Defining the range of a situation is also important in reinforcement learning theory [25], which explains conditional learning [26]. The observation that many earthworms were unable to learn from aversive stimulation in this study may have resulted from the experimental procedure that conditioned the earthworms with the sense of self-motion. From the viewpoint of reinforcement learning theory, earthworms may not have an action-value function that includes the agent’s own action [27]. Instead, they may have a state-value function, as they are known to be responsive to conditioning by sensory stimuli. In other words, earthworms can learn associations involving a given sensory stimulus (sandpaper) and an aversive stimulus (electrical shock) [11]. Our method of combining turn alternation and aversive stimuli could be employed to investigate the existence of a “sense-of self” in animals.

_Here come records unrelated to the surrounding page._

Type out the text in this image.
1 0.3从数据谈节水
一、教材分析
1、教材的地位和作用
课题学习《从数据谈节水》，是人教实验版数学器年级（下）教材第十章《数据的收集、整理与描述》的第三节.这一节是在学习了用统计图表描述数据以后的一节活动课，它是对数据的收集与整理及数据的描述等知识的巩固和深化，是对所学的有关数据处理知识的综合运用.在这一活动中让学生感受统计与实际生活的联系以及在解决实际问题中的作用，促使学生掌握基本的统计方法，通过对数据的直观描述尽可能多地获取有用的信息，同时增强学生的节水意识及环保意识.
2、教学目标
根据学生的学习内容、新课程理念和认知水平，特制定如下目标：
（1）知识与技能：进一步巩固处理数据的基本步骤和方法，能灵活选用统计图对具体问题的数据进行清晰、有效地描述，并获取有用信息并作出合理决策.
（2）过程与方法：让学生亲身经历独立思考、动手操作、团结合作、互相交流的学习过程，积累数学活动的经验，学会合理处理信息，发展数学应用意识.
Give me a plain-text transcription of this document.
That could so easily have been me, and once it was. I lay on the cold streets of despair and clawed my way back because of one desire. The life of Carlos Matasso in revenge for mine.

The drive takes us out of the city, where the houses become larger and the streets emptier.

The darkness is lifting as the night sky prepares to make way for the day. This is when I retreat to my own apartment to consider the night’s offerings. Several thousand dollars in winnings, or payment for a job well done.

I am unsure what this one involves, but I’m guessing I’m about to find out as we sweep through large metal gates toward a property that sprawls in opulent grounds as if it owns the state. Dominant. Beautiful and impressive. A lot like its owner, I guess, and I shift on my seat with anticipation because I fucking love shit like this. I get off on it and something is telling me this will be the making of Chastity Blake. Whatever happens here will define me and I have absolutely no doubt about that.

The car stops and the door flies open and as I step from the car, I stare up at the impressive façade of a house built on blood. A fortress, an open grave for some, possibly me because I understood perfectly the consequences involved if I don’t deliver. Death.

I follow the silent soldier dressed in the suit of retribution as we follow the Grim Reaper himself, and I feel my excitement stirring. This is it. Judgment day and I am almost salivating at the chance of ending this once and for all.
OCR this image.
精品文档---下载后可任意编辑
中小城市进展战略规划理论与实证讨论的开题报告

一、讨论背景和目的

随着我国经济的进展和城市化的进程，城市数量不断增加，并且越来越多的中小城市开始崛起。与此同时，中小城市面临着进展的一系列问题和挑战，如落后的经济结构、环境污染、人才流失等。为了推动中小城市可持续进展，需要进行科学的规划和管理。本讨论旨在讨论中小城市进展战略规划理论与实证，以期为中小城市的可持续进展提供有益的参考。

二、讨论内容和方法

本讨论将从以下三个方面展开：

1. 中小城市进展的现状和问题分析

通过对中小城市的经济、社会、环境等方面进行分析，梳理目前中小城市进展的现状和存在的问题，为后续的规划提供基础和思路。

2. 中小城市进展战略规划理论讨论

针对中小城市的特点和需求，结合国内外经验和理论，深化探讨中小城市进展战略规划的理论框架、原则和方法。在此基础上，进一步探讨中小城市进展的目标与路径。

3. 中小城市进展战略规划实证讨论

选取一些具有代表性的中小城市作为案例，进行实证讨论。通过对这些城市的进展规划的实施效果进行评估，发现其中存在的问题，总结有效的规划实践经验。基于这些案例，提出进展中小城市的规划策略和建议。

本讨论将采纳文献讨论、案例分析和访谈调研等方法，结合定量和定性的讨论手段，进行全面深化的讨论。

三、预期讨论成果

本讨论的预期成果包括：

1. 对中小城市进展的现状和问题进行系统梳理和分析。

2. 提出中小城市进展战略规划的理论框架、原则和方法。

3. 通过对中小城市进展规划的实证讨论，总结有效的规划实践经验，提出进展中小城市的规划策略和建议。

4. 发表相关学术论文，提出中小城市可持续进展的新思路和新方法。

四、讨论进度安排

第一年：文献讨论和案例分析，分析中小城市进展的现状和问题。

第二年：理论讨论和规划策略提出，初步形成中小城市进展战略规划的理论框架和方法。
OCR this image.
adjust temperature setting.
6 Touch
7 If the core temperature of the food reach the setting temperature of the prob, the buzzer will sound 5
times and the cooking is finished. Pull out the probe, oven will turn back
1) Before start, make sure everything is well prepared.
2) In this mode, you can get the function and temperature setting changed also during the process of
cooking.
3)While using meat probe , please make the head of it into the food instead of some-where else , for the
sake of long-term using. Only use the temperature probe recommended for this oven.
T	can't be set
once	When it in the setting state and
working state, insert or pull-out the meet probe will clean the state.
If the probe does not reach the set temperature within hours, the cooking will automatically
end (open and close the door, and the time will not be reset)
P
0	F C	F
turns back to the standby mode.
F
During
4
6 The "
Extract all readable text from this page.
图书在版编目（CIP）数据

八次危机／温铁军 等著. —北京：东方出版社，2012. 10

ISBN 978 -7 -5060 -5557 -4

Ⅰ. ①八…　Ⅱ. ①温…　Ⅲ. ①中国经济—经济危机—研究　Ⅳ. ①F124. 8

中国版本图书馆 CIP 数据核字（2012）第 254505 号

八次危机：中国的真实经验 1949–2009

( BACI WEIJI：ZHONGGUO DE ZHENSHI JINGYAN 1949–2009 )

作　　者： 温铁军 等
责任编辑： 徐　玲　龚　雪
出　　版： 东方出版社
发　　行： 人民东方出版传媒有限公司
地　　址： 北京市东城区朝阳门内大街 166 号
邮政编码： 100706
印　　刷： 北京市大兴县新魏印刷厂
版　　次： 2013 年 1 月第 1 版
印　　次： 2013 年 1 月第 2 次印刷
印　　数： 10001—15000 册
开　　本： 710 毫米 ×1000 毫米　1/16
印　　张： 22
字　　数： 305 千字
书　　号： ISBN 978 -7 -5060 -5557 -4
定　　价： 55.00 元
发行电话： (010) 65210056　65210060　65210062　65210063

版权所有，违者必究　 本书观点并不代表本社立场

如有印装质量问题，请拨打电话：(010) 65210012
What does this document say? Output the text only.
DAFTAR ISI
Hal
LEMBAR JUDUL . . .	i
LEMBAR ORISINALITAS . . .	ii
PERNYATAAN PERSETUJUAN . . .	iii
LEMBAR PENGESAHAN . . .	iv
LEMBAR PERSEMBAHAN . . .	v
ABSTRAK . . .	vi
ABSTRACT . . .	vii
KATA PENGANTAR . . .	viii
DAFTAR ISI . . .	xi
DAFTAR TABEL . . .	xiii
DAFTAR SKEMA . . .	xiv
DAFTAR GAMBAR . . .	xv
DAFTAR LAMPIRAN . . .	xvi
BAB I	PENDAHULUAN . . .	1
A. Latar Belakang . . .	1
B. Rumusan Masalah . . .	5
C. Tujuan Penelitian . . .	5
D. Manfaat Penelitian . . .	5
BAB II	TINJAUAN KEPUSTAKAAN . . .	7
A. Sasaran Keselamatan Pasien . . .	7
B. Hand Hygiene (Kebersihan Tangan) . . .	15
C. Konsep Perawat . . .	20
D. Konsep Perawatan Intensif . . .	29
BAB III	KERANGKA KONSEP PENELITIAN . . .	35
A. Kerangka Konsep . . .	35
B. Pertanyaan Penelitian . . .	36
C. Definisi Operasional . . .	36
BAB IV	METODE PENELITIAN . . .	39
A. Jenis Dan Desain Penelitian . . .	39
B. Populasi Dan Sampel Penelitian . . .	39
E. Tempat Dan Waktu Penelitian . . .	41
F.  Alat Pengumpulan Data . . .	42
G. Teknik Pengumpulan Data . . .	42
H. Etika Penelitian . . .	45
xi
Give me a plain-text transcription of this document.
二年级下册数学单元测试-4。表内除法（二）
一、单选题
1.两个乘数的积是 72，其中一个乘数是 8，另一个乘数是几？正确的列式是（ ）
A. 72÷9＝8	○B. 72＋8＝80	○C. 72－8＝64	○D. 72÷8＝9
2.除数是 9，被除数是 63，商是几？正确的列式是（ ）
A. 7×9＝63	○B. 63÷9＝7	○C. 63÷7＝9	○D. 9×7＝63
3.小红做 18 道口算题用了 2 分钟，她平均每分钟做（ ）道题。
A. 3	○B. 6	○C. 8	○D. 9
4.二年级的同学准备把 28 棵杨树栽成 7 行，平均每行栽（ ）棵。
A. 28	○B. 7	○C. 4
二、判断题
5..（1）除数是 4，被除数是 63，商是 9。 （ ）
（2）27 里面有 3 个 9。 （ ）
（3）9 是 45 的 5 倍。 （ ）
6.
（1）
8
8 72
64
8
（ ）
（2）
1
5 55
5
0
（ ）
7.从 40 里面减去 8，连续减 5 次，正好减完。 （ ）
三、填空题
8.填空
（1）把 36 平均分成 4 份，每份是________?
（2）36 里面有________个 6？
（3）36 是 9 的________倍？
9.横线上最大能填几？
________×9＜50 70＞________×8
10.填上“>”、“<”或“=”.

How did the three individual earthworms in which turn alternation was affected by the stimulus recognize the state of the environment they were in? Turn alternation is advantageous for escaping [28]. When an animal tries to escape from an enemy or a harmful place, it is more advantageous to flee in a linear manner. Turn alternation makes it possible to escape almost linearly even in the presence of obstacles. For example, a previous study demonstrated that turn alternation appeared more frequently in situations where the test subject was exposed to danger than in other situations [29]. Similarly, in our experiment, significant turn-alternation responses were observed in earthworm #12–26–1 after pain stimulation. This selection of the turn-alternation response was likely due to the earthworm’s recognition of an unsafe situation derived from having received a strong aversive stimulus. By contrast, the deteriorated turn alternation in #12–22–1 and #12–25–1 suggests that they recognize that going straight ahead is risky. In earthworms, turn alternation may be affected by recognition of the danger levels in the situation or the environment.

To investigate the neuronal basis for the individuality of earthworms observed in this study, interactions among several mechanisms discussed below should be examined. The first mechanism is turn alternation as an innate behavior. Hughes [5] concluded that thigmotaxis or tactile stimuli contributes predominantly to turn alternation in earthworms. The second mechanism is learning. In recent years, electrophysiological and imaging experiments of earthworms have been conducted to reveal their mechanism for learning and memory [12-14]. The third mechanism is perception of the state of environment. Sensory inputs modulate the rhythm generated by the central pattern generator (CPG) within each segmental ganglion that controls earthworm locomotion [30,31]. More fundamentally, we have to consider the sensory mechanisms for aversive stimuli and the locomotion mechanisms for turning left or right. Earthworms show rapid withdrawal reflexes mediated by giant nerve fibers when subjected to unfavorable stimuli. Enkephalin and β-endorphin-like substances have been found in earthworms [32], and injections of the opiate receptor antagonist naloxone have been shown to inhibit the worms’ touch-induced escape responses [33], suggesting that the opioid substances may play a role in sensory modulation. On the other hand, the strength and rhythm of the muscle contraction of each body segment, the basis of earthworms’ locomotion, is generated by the nerve that controls it, and its amplitude and rhythm are regulated by octopamine [30]. In addition, cell population called CPP plays an important role in generating the rhythm [14]. Thus, which direction to go is presumably decided by controlling the difference of the amount of octopamine release between the left and the right sides within each segment. Based on these perspectives, it is necessary to examine how tactile and other sensory modulation of the CPG in earthworms are changed by aversive stimuli to reveal their individuality at a microscopic level.